Bloomberg – Such is the extent of the shakeout in the U.S. shale industry that Permian Basin oil production is closer to peaking than many forecasts suggest, according to one energy investor.
Adam Waterous, who runs Waterous Energy Fund, regards the sector’s financial position as unsustainable after years of disappointing returns for investors and negative free cash flow. With capital markets now largely shunning shale producers, the impact will begin to show in oil and natural gas output from the largest U.S. oil patch, he said.
“We think we are at or near peak Permian” production, Waterous said last week in an interview. “The North American oil market has been grossly overcapitalized, which is not sustainable.”
Predicting peak Permian output for 2020 isn’t a mainstream view. There’s plenty of debate about how much production growth in the West Texas and New Mexico patch may slow this year as shale drillers slash capital spending, but the consensus is that supplies will rise, albeit at a slower pace. Tai Liu, an analyst at BloombergNEF, said in a report Tuesday that the pessimism may be overdone. Such considerations have global ramifications, as the U.S. is expected to account for a large portion of worldwide supply growth this year.
As head of investment banking at Bank of Nova Scotia, Waterous had a direct hand in mergers and acquisitions that reshaped the energy sector. But he says the model those deals represented, one in which oil and gas companies prioritized production gains and M&A, is now a relic.

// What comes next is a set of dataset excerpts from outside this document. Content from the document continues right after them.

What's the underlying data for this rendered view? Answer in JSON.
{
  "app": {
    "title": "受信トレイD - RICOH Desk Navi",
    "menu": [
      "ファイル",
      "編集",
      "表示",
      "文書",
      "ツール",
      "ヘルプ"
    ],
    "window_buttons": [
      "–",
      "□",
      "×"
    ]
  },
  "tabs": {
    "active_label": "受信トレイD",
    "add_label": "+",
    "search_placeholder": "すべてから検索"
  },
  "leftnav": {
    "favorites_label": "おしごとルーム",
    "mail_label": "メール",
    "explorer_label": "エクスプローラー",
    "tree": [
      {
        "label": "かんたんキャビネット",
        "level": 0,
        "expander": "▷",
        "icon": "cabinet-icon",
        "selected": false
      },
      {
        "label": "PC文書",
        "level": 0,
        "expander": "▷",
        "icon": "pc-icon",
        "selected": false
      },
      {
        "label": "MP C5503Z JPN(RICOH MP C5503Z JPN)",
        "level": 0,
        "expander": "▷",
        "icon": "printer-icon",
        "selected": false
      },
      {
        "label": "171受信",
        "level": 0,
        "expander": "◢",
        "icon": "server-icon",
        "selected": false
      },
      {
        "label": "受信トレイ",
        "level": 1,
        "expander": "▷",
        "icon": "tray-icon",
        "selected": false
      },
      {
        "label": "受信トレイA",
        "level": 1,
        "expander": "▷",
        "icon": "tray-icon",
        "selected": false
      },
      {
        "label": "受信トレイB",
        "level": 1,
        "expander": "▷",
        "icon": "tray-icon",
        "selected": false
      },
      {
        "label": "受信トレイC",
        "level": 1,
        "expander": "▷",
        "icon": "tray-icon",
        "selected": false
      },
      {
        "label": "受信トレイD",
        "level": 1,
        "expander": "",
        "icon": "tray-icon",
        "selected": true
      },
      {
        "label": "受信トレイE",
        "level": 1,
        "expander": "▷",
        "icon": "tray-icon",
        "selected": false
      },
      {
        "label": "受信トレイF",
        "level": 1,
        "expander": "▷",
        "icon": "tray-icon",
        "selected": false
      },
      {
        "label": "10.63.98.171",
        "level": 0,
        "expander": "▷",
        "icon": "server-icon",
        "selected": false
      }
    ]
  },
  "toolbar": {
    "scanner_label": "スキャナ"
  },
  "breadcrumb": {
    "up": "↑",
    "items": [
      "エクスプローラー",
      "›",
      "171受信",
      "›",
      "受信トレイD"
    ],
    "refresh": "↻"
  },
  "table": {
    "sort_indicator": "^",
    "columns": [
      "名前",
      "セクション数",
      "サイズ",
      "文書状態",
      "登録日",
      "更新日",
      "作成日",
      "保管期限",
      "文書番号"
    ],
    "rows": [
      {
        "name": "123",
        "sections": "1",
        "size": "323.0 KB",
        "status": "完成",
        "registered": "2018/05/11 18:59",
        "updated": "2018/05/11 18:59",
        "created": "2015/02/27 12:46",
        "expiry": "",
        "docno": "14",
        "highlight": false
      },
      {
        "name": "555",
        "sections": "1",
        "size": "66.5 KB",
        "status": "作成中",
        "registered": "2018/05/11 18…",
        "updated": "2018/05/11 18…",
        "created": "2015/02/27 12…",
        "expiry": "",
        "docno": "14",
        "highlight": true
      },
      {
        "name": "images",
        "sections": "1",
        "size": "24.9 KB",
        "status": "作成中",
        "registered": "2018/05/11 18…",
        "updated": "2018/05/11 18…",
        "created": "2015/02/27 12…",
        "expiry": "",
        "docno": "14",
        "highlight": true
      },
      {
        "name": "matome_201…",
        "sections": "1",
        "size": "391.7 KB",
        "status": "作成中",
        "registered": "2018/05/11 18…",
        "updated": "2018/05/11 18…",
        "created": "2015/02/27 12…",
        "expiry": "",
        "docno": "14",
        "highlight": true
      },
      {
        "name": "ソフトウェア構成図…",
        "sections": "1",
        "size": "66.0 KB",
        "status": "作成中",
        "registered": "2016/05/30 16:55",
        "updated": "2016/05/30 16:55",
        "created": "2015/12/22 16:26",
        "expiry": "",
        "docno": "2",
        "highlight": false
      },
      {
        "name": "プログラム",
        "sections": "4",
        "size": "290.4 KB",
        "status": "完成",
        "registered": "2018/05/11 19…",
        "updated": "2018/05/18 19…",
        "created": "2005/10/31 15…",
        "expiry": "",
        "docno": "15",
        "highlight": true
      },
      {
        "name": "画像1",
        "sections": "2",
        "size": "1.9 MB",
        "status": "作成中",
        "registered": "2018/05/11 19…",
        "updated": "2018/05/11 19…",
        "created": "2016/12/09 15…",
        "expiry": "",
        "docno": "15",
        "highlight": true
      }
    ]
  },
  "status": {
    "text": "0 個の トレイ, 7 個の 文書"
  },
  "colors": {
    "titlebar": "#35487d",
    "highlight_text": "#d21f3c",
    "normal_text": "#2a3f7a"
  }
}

“The capital gains model is broken,” he said. “The M&A market is gone and it’s not coming back.”
The kind of industry rationalization Waterous describes may work to his advantage. His Calgary-based private equity firm, which he founded in 2017, controls two Canadian oil producers. One of them, Cona Resources Ltd., agreed to buy Pengrowth Energy Corp. in November for C$28 million ($21 million) after Pengrowth’s share price cratered as the company buckled under a huge debt load. Waterous Energy is looking for more assets in Canada and the U.S.
Waterous likens the plight of U.S. shale in recent years to the five stages of grief. The first stage, denial, is characterized by a belief that the M&A market will return, he said. That’s followed by anger (“the market is wrong”), then bargaining, by trying to operate within cash flow, followed by depression — moving to the free cash-flow model that many shale operators have been touting.
The final stage, acceptance, is defined by Waterous as the industry finally resolving to provide investors with cash payouts via dividends so that they recover their initial investments.
Over the past five years, the industry and its investors “mistook a massive structural change for a simple cyclical event,” he said. “It’s impossible to continue to have uneconomic production and capex.”